The story of The Clash is a story that ended too soon. The Clash was undoubtedly the most far-reaching band to emerge from the tattered punk scene, which is now strewn with as many victims as survivors. But there were no Sid Viciouses in the Clash; although the band itself may have fallen prey to the same kinetic and implosive energy that brought it to life, both Joe Strummer (writing film scores) and Mick Jones (leading B.A.D.) have continued vigorous careers.
As documented in a self-effacing group interview on the record (“I wasn’t alone in the fact that I couldn’t play too well,” says Strummer), the Clash was initially inspired by the Sex Pistols but soon outdistanced them. The heartbeat of the band — bassist Paul Simonon and drummer Topper Headon — never succumbed to the speedy pseudo-energy of other punk bands. The Pistols were angry young men indeed, but they kept the motivations for their anger hidden behind a wall of safe-typin fashions; the Clash told you why in no uncertain terms.
As this collection clearly shows, the Clash’s political concerns remained in the forefront even as the band’s musical influences moved beyond the Pistols (“Clash City Rockers”) to reggae (“White Man in Hammersmith Palais”) and rap (“The Magnificent Seven”).
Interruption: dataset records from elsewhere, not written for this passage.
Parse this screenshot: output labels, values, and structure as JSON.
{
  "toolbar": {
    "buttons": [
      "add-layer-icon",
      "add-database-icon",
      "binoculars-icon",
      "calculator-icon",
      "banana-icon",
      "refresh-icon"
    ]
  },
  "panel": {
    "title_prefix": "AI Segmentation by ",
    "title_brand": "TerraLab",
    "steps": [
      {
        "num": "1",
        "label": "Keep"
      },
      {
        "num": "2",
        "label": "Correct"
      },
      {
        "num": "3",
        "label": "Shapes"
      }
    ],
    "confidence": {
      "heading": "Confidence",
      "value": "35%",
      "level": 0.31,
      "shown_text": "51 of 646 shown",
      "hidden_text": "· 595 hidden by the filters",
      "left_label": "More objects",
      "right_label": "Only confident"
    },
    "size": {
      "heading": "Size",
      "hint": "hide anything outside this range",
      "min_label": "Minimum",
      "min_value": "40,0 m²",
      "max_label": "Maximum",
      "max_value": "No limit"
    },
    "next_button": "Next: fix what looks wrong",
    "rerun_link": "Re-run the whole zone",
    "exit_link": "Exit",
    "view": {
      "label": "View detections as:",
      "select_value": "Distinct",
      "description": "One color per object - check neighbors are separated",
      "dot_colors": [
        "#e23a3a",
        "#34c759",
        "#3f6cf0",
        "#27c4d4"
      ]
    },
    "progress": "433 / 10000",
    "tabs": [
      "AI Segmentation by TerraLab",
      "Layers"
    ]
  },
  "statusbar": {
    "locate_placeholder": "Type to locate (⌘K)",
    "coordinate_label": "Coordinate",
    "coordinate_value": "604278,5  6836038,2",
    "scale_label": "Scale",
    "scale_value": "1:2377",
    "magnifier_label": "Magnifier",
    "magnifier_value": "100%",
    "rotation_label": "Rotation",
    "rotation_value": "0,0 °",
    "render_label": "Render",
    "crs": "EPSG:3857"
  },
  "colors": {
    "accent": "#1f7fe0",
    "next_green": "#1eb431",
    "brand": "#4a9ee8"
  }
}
And truly, as might be gleaned from a sampling of the titles on The Story of the Clash: Volume I (“White Man in Hammersmith Palais,” “London’s Burning,” “Tommy Gun,” “Complete Control,” “White Riot” and “Spanish Bombs”), the Clash’s brand of rock, while commercially accessible, was overtly revolutionary. Listening to songs such as those, one got the sense that England was about to erupt in civil war at any moment.
This double-album collection (with its promising sphinxlike subtitle and hysterical Brit-gonzo liner notes, by one “Albert Transom,” a supposed Clash valet) is stronger than any single Clash album. The cumulative effect of listening to this fearless and spirited evidence of the Clash’s vitality only makes the band’s dissolution more regretful.
One wonders what inner tensions led to the group’s breakup. The romanticism of Mick Jones (“Train in Vain,” “Should I Stay or Should I Go” and “Stay Free”) stands out in vivid contrast to the often indecipherable political ranting of Joe Strummer, but both sentiments sprang from the same well of disillusionment — be it with government or lover.
We need this band now more than we did then.